Scrib can target LPP to an ectopic location in vivo through its PDZ domains
Evidence for an in vivo interaction between Scrib and LPP was obtained by performing mitochondrial targeting experiments. We tested if Scrib was sufficient to recruit LPP to an ectopic location in living cells. The membrane anchor of the ActA sequence has been shown previously to be sufficient to target proteins expressed in mammalian cells to the surface of mitochondria [27,28]. This ectopic localization allows testing ligand recruitment in vivo. For this purpose, we generated a chimera named Xpress-hScrib-mito made up by an Xpress-epitope tag fused to the amino-terminus of human full length Scrib and linked in frame to the membrane anchor of the Listeria monocytogenes protein ActA (mito). Expression of this construct was confirmed by Western blotting with the use of an anti-Xpress antibody (results not shown). CV-1 cells were transiently transfected with Xpress-hScrib-mito and full length wild-type or carboxy-terminally mutated LPP green fluorescent protein fusions. Cells were stained with an anti-Xpress antibody and examined by fluorescence microscopy. In all transfected cells, the Xpress-hScrib-mito chimera localized to mitochondria, as shown in Fig. 7, left upper and middle panels. As shown in Fig. 7, upper right panels, wild-type LPP can be recruited to Xpress-hScrib-mito on mitochondria. This recruitment of LPP to Xpress-Scrib-mito-coated mitochondria was completely abolished when the carboxy-terminus of LPP was mutated (Fig. 7, middle panels).
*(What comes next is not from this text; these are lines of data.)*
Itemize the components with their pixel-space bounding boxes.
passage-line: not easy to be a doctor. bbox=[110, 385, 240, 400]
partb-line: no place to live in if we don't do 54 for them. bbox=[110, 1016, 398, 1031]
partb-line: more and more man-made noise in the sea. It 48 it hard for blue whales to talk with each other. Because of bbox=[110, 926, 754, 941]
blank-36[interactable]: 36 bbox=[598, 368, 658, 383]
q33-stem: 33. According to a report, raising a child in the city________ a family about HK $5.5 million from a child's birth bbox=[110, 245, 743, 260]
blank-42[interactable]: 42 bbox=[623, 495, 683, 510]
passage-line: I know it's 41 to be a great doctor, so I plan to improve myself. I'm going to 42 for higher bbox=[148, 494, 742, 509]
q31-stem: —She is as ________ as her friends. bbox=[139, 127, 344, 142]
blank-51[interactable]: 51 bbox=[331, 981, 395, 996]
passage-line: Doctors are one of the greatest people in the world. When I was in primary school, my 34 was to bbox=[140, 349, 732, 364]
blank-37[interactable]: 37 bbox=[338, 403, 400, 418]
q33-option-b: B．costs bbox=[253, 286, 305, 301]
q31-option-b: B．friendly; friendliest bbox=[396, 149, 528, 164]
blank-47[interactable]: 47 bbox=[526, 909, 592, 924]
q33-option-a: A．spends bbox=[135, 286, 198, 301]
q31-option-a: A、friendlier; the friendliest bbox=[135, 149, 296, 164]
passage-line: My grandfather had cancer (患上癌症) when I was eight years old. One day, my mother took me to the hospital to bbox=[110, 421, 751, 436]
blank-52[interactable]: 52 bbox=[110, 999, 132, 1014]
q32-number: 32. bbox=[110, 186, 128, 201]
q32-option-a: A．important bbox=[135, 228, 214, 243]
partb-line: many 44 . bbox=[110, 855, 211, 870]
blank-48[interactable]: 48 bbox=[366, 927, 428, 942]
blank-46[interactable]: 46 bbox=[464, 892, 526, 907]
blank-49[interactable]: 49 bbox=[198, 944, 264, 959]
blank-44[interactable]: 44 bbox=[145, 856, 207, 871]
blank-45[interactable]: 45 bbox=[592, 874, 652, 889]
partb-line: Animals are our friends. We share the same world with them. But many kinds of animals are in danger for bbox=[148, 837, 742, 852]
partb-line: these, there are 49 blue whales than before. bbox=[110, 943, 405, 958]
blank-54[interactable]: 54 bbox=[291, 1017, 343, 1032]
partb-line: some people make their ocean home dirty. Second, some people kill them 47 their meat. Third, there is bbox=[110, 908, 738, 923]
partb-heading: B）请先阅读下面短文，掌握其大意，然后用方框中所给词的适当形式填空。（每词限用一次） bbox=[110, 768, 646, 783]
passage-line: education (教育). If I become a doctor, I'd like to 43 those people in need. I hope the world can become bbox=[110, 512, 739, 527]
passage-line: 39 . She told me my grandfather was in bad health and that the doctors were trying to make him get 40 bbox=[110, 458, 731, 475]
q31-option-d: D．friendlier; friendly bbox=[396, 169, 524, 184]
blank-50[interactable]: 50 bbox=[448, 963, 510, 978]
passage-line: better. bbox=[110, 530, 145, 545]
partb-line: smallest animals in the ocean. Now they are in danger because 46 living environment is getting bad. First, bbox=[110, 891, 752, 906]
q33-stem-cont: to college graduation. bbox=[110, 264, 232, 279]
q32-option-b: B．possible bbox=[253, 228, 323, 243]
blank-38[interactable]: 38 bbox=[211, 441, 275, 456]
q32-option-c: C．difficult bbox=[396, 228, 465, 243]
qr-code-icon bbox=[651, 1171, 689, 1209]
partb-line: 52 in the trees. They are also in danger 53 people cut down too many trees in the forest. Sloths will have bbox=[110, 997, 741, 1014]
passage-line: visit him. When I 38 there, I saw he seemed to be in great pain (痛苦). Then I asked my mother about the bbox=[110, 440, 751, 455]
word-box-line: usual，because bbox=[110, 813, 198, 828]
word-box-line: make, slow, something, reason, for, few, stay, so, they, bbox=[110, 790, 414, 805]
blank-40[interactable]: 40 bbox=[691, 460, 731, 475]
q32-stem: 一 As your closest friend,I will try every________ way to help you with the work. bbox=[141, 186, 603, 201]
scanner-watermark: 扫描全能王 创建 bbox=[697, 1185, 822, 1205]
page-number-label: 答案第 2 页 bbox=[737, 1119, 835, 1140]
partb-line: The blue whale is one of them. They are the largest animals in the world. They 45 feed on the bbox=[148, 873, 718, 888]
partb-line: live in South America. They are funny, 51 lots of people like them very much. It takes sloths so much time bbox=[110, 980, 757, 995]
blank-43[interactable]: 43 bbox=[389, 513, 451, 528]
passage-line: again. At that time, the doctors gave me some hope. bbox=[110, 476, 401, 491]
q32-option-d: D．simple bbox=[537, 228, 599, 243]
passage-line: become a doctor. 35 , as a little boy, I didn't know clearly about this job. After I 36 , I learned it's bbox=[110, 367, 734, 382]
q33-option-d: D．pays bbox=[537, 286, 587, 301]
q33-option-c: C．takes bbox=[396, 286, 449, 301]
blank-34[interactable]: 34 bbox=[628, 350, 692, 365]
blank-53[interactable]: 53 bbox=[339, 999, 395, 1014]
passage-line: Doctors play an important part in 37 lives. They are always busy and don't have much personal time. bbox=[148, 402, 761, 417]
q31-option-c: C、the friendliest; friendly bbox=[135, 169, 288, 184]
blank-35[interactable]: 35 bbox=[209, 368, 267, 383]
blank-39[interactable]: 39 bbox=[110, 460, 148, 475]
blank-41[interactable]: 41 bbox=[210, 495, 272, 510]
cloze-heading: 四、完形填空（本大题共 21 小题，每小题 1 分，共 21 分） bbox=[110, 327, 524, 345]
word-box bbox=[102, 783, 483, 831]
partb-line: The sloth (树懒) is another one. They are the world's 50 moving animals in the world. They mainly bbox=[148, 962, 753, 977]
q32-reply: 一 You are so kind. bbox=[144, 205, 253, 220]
Figure 7  Scrib can recruit LPP to an ectopic location in vivo through its PDZ domains. CV-1 cells were transiently co-transfected with Xpress-hScrib-mito or Xpress-hScribdPDZ-mito, and GFP-fusions of wild-type full length human LPP, or LPP with a mutated carboxy-terminus (T610A). Xpress-hScrib-mito and Xpress-hScribdPDZ-mito are composed of the human full length Scrib protein with or without its PDZ domains, respectively, which is fused to an Xpress-epitope-tag at its amino-terminus, and to an ActA-derived mitochondrial membrane anchor at its carboxy-terminus, Cells were stained with an anti-Xpress antibody to detect Xpress-Scrib(dPDZ)-mito. Immunofluorescence and GFP were visualized by epifluorescence microscopy. The focal adhesion localization of the GFP-LPP proteins is not visible in these pictures because a focal plane corresponding to mitochondrial staining is shown.   To investigate the importance of the PDZ domains of Scrib in this recruitment of LPP, we deleted all four PDZ domains (amino acids 724–1192) from Xpress-hScrib-mito (=Xpress-hScribdPDZ-mito) and tested whether this PDZ-less protein still was able to recruit LPP to mitochondria. As shown in Fig. 7, lower panels, Xpress-hScribdPDZ-mito lost its ability to recruit LPP to mitochondria. These results indicate that Scrib can recruit LPP to an ectopic location in vivo, and that the PDZ domains of Scrib are an absolute requirement for this activity.
As mentioned above, the Xpress-hScrib-mito chimera localized to mitochondria in all cells that expressed this protein. However, LPP, which was co-expressed, was only recruited to mitochondria in a small fraction of these cells. This issue will be further addressed in the Discussion section.